Dave Wichers* appears in the latest OWASP Podcast (go get it!). In the podcast, he goes through the huge number of OWASP projects he’s been involved in. There’s no doubt Dave’s massive investment in time, intellectual property, and money have been instrumental to OWASP’s success. Without Jeff and Dave’s leadership and contributions, OWASP would be a far poorer place.
But…. the problem starts when he goes through attribution for the OWASP Top 10, starting around the 17 minute mark. Dave says “Jeff Williams and I basically wrote it” (17:10 onwards), and had various people in OWASP review it such as Dinis Cruz and myself. This is exactly what happened for the 2004 version. But the way it was said implies that the OWASP Top 10 2007 was Dave and Jeff’s and I reviewed that too. I’m sure Dave didn’t mean to miss out on appropriate attributions (he’s a straight up and down sort of guy), but just in case anyone thinks like I did when listening to the podcast, I’d like to set the story straight:
The OWASP Top 10 2004 was Jeff and Dave’s. Absolutely agree with this. I’m pretty sure I reviewed it as I was working on the Developer Guide 2.0 at the time.
The OWASP Top 2010 is primarily Jeff and Dave’s efforts. No problems. I gave up leadership in the project sometime in 2008 when I had to concentrate on personal matters. At that time, I had no draft or made any effort to update the text. Dave’s effort to restart the project didn’t start until after I’d left Aspect. After the draft PPTX was complete, I reviewed drafts of the release candidates, along with about another 30 or so folks.
The OWASP Top 10 2007 is primarily mine in methodology (strict adherence to MITRE statistics in 2006), research and development, authorship, editing and leadership.

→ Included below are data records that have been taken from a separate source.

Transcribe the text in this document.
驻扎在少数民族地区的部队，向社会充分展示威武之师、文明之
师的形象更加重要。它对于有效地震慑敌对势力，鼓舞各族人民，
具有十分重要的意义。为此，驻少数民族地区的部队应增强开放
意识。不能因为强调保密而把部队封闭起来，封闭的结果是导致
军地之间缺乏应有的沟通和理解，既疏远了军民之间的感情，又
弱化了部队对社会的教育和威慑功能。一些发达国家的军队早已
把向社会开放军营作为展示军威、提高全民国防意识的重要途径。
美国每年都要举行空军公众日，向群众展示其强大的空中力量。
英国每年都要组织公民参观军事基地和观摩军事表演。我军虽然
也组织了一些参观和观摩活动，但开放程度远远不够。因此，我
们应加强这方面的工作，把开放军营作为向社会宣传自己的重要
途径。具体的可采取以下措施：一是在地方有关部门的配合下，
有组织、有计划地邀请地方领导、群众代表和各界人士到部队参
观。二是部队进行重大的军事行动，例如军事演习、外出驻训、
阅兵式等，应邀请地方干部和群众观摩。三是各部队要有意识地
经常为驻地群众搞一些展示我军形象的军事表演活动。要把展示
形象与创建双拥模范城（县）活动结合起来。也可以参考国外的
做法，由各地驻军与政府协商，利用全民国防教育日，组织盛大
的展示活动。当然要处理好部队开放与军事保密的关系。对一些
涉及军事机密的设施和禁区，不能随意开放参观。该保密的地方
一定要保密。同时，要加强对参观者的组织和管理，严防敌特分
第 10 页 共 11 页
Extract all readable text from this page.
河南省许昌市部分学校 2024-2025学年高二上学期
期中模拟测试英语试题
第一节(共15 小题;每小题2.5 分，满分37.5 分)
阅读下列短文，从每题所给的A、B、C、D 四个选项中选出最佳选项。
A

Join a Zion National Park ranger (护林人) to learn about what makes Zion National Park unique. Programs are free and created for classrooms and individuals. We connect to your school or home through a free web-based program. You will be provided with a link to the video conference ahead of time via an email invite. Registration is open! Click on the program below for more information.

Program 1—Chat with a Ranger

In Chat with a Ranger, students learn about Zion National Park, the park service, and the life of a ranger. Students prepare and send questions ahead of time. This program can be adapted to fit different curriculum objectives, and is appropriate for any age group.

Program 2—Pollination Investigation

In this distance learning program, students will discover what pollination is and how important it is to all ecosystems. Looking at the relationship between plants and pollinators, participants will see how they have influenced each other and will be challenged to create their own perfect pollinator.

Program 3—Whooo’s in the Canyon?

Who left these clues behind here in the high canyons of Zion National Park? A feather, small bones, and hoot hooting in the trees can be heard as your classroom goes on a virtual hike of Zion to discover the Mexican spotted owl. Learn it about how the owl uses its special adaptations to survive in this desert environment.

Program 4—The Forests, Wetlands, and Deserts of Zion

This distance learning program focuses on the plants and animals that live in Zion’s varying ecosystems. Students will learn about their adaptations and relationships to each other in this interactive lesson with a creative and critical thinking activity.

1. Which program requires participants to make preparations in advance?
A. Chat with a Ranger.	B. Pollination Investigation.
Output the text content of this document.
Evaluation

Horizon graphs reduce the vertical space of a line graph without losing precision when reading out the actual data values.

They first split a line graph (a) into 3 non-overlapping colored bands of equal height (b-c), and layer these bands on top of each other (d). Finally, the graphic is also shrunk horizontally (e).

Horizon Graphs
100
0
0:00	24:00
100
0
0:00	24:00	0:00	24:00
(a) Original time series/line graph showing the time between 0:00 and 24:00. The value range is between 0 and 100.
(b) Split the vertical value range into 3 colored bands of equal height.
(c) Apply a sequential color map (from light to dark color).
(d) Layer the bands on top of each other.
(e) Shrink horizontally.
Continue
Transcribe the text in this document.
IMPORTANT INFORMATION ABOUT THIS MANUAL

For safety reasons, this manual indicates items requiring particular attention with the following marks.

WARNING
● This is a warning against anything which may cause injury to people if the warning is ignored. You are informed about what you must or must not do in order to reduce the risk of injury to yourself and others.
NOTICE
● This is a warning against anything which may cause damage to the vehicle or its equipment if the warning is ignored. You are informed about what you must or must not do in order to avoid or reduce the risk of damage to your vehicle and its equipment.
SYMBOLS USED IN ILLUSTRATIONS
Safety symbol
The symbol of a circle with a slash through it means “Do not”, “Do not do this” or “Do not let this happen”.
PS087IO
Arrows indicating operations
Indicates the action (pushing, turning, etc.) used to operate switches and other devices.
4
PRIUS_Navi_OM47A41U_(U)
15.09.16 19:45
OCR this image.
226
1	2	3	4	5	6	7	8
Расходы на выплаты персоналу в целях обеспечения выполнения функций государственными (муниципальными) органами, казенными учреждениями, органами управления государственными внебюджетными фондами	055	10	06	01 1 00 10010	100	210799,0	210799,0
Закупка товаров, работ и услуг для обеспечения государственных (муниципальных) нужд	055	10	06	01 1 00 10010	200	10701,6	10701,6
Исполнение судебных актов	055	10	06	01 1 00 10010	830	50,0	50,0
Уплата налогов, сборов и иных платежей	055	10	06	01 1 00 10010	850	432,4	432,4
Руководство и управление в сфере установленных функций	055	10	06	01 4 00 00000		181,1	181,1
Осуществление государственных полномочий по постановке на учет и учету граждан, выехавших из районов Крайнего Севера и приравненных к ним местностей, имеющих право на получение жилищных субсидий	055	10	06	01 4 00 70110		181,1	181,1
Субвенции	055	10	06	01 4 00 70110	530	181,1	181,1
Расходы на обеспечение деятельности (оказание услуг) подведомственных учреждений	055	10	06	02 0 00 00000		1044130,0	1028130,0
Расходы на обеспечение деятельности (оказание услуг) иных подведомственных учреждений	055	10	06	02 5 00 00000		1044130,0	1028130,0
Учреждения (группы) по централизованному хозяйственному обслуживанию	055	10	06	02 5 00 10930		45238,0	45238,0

For example, I sat down with Raoul Endres in a pho restaurant in a wintery day Melbourne, Australia well before I moved to the USA and worked out the methodology. I delivered a draft to about 30 folks in early January of 2007. Jeff Williams and Dave re-wrote and included a few items that I disagreed with (effectively two crypto sections that were not representative in the statistics), and dropped important issues that I felt strongly about. You don’t win them all, but I would have loved for these findings to have made it.
Some of the sections I wrote up in the draft that missed out in the final version:
- A7 – Malformed input (dropped – a bad call in my opinion as nearly all flaws are due to insufficient input validation and output encoding)
- A8 – Broken authorization (dropped – a bad call in my opinion, as most of the easily discovered business logic flaws are authorization related)
- A9 – Insecure cryptography and communications (became A8 – A9 in the final version)
- A10 – Privilege escalation (dropped – a bad call in my opinion, as attackers try to do this all the time)
You can see an early draft here. DO NOT USE THIS VERSION – IT’S NOT OFFICIAL!
I strongly disagreed with the dropping of RFI as it’s one of the biggest reasons that PHP sites are taken over, and PHP is by far the most prevalent server platform. RFI belongs in the OWASP Top 10 probably as the #1 item in the Security Configuration section. There are still millions of sites with this particular flaw.
Call me hypersensitive to the way Dave phrased just one sentence in 45 minutes, but I want folks to realize that I didn’t dedicate many nights and weekends to the OWASP Top 10 2007 to have that taken away from me in glossing over of efforts. I also want to make sure that folks understand that I consider Jeff and Dave friends and utterly respect their long time efforts with OWASP.
* Full disclosure – I worked for Aspect Security between December 2006 and January 2009. Dave and Jeff are founders of Aspect Security and thus my employer during the latter stages of Top 10 2007 gestation. I had a great time at Aspect, worked with amazing customers on cool projects, and have very fond memories of the USA.